Yannick Marec et Patricia Toucas-Truyen mettent en évidence le rôle central des mutuelles dans l’accession à la protection sociale en France entre 1830 et 1970. Les auteurs mettent en lien la forme mutualiste et le bien-être. Ils analysent les effets de l’action collective sur le bien-être individuel, particulièrement à travers la gestion démocratique, et la capacité de cette action collective à s’adapter aux transformations de l’approche du bien-être.

Valérie Barraud-Didier, Marie-Christine Henninger et Geneviève N’Guyen posent la question de la justice au sein des coopératives agricoles. Le concept de justice comprend plusieurs dimensions, qu’il est nécessaire de prendre en considération pour comprendre les relations entre la coopérative et ses membres. Sur le plan pratique, les auteurs précisent que cette prise en compte permet de renforcer des liens trop souvent distendus.

Emmanuelle Besançon et Nicolas Chochoy montrent qu’en matière d’innovation « le processus de mise en oeuvre est tout aussi déterminant que le résultat des projets ». Cette approche s’ancre dans le contexte de chaque projet et ambitionne de trouver une solution en modifiant les relations sociales ou en transformant le cadre d’action, voire en proposant de nouvelles organisations. Le modèle d’analyse leur a permis de définir des marqueurs d’innovation sociale dans la région de Picardie.

Zvi Galor se penche sur une question peu étudiée, celle de la comptabilité et de la gestion originale des mochavs, villages coopératifs israéliens. L’auteur souligne les aspects les plus remarquables de cette comptabilité : la distinction entre la participation aux frais d’immobilisation et la participation au fonctionnement ou encore l’absence de déficit ou de surplus dans toute comptabilité. La conjugaison de ces deux caractères met en évidence l’articulation originale entre la solidarité coopérative et l’intérêt de chaque membre.

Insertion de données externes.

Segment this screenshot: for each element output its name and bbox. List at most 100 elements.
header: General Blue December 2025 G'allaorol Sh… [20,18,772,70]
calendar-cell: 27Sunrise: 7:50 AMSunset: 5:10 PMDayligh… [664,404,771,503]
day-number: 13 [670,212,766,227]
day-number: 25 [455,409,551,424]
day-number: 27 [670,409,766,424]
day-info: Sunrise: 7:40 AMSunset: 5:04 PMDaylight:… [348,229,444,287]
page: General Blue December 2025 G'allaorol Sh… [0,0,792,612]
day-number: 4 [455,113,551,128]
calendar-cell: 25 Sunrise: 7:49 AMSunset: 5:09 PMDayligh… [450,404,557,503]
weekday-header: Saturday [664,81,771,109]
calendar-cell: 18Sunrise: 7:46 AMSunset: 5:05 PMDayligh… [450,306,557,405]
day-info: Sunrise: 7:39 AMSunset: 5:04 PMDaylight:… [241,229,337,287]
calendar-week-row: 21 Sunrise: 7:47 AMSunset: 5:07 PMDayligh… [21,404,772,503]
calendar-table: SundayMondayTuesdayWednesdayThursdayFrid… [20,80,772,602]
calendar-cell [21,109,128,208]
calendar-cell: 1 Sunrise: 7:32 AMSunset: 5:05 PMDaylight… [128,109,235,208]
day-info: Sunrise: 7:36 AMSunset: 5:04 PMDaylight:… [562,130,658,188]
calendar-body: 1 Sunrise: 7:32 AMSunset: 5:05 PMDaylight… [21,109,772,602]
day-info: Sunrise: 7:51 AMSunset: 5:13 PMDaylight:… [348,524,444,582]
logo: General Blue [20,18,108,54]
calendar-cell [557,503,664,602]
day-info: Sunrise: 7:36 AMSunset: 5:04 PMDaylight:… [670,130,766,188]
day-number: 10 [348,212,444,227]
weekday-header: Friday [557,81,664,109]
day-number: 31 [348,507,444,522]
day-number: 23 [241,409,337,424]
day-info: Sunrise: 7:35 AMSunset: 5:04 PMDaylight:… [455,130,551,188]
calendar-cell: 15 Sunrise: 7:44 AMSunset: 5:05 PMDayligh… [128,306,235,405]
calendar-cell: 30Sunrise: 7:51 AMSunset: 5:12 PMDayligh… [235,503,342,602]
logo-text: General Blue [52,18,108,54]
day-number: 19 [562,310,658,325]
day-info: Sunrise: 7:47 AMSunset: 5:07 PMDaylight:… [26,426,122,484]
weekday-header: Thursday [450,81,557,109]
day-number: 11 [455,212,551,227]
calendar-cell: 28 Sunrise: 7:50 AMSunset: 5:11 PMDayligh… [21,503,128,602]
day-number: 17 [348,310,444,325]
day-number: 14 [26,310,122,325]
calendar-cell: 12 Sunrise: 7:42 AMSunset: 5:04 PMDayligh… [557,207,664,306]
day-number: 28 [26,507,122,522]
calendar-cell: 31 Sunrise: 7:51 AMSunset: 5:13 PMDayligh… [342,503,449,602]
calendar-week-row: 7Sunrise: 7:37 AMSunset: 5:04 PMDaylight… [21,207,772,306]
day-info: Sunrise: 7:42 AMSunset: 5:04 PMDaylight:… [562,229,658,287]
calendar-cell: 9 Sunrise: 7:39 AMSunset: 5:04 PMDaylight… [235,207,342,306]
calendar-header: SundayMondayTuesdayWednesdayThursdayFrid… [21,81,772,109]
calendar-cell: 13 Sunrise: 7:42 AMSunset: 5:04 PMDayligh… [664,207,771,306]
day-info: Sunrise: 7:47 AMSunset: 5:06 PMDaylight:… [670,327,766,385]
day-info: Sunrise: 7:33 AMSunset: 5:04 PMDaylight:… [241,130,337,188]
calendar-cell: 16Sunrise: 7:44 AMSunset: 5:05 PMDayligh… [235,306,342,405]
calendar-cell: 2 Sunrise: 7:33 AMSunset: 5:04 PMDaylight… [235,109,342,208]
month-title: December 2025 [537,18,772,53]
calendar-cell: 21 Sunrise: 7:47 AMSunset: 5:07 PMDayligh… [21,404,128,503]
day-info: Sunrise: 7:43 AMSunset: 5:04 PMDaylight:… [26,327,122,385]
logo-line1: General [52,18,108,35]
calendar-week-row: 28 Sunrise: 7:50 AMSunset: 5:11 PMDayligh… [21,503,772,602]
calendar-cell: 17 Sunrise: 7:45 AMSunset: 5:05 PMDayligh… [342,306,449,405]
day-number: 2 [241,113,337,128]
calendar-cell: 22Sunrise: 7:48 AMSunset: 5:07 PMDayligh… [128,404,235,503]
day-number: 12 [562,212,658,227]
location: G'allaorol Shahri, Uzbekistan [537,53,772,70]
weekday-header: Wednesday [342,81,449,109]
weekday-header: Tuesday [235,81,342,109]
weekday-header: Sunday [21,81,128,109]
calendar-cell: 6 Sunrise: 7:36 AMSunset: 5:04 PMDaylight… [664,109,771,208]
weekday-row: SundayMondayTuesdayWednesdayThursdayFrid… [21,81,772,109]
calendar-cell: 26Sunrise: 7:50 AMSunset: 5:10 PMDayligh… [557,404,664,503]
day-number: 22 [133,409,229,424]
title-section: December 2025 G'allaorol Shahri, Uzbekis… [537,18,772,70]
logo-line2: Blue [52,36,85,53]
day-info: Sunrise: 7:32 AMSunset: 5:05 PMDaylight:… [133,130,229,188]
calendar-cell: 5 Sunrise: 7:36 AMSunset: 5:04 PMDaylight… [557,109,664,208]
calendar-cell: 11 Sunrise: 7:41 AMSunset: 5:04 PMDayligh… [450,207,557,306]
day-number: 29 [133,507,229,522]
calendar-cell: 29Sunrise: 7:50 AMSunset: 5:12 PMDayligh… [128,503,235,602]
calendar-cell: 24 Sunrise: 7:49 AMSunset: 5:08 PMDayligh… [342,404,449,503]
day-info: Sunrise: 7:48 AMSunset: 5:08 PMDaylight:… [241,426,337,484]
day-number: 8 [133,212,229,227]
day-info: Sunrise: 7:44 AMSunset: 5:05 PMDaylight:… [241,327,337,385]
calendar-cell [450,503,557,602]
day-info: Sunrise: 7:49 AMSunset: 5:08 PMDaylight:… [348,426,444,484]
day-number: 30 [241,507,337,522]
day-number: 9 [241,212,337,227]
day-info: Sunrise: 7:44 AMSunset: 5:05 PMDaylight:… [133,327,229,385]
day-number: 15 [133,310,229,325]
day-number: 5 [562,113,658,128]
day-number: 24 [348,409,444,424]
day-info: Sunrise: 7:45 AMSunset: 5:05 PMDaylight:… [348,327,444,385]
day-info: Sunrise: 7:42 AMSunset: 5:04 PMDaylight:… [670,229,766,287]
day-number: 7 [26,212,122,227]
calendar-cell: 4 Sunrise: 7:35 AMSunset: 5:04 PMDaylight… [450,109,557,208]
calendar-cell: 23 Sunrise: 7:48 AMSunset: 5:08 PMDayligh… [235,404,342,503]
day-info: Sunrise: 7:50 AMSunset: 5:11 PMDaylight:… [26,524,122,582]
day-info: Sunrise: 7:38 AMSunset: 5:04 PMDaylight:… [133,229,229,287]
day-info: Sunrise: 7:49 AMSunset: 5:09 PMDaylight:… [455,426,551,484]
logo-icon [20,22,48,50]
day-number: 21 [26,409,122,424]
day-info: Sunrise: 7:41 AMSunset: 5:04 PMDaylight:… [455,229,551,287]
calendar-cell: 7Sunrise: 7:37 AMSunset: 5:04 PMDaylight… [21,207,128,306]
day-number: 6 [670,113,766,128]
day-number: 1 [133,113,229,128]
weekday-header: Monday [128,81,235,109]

Chacune de ces contributions présente à sa manière l’originalité irréductible de l’ESS. Certains situent cette originalité dans les statuts ; d’autres, dans l’organisation ; d’autres, encore, dans la finalité. Les débats ne sont pas près de s’épuiser, et c’est tant mieux. Leur ampleur témoigne de la place croissante que prend l’ESS dans les enjeux économiques et sociaux et de la capacité de celle-ci à apporter une contribution essentielle à la fois en termes pratiques et en arguments théoriques.